When the WSWS uses the term “pseudo-left,” emphasis should be placed on “pseudo.” There is nothing “left” about these organizations. They use the term “socialist” for one purpose only: to block the turn of the working class to genuine socialist politics. In terms of the class interests that they represent, it is privileged sections of the upper-middle class, whose wealth and outlook are tied to imperialism and Wall Street.

Having falsified the real history and lessons of Syriza in Greece, Jacobin makes clear that it intends to do everything it can to organize new betrayals. “Fighting austerity and privatization and defending democracy will be very difficult tasks in the Greek parliament for the next four years,” Gouzoulis concludes his article. It is necessary, he writes, to “rebuild... left-wing social movements and political organization… leading to the creation of new genuinely radical political alliances.”

Whatever organization the various remnants and split-offs from Syriza cobble together, it will be no more “radical” than Syriza itself. Its aim will be to create a new trap for workers and youth seeking a way to oppose inequality and austerity.
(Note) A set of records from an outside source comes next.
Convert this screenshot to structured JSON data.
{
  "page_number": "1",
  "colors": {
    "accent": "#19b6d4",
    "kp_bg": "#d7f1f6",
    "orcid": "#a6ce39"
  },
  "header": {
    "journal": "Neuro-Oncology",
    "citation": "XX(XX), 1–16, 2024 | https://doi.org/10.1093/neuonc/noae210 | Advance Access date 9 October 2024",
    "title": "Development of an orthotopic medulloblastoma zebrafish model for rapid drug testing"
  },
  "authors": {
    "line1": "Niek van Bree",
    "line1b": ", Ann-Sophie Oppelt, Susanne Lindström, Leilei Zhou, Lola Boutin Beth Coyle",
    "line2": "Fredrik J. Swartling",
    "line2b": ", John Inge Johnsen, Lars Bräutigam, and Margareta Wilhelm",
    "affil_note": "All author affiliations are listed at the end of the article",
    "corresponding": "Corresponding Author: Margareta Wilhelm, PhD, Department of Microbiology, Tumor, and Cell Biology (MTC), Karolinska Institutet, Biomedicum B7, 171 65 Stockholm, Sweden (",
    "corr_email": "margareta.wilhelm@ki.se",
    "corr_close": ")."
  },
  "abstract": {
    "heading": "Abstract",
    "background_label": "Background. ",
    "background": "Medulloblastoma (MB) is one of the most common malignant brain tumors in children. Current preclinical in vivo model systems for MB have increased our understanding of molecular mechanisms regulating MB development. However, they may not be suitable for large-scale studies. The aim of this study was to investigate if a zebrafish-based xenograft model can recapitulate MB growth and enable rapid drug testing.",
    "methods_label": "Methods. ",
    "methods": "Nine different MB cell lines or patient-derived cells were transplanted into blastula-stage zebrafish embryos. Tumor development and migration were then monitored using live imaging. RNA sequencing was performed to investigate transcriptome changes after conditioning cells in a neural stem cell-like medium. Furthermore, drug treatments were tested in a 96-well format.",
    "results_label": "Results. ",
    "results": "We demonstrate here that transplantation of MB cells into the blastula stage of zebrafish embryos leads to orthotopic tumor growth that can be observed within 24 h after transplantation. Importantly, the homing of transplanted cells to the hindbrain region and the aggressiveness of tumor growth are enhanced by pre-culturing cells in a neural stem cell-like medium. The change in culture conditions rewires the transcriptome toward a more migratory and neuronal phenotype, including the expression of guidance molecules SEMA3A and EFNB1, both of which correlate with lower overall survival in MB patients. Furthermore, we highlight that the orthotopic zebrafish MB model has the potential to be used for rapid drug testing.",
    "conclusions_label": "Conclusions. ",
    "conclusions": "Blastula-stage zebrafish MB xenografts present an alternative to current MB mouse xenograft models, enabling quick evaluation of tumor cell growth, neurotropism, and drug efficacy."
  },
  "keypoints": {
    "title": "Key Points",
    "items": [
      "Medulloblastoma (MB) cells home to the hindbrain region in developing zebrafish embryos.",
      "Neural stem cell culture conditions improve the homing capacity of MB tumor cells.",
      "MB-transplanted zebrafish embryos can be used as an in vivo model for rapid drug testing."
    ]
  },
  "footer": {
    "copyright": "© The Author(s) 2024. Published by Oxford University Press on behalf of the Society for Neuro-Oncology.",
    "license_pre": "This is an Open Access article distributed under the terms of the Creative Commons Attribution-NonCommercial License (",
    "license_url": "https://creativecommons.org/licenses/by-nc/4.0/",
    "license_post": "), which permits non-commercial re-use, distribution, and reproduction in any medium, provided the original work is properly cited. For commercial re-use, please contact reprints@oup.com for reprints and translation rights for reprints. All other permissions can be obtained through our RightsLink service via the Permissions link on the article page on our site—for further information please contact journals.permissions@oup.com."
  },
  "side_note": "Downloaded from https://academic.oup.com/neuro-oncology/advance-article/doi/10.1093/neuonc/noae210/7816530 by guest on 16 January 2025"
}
The DSA and Jacobin cover up and support Syriza because, if anything, their own policies would be to the right of those of Syriza during its time in power from 2015 to 2019. This is not a matter of speculation. DSA members voted to illegalize a rail strike last year, and the DSA wholeheartedly supports the US-NATO war against Russia over Ukraine.

Corbyn in the UK, Sanders in the US, the Left Party in Germany, Mélenchon in France and innumerable variants throughout the world are factions of the political establishment, promoted and supported by organizations that represent not the working class, but the privileged upper-middle class. Their pro-capitalist policies are not a mistake, but the product of the social forces that they represent. As with Syriza, they serve only to strengthen the political right.

There is a growing mass movement of workers and young people throughout the world, the product of extreme levels of social inequality, the consequences of escalating imperialist wars, the growth of fascism and dictatorship, the impact of the pandemic, and all the manifestations of capitalist crisis.

The development of a genuine socialist movement in the working class, however, is not an automatic process. It requires the building of a Trotskyist party, whose cadre are educated on the basis of the lessons of history. A central element of this education is training workers and youth to expose and oppose, relentlessly and without compromise, the pseudo-left. This is the real lesson from the experience of Syriza in Greece.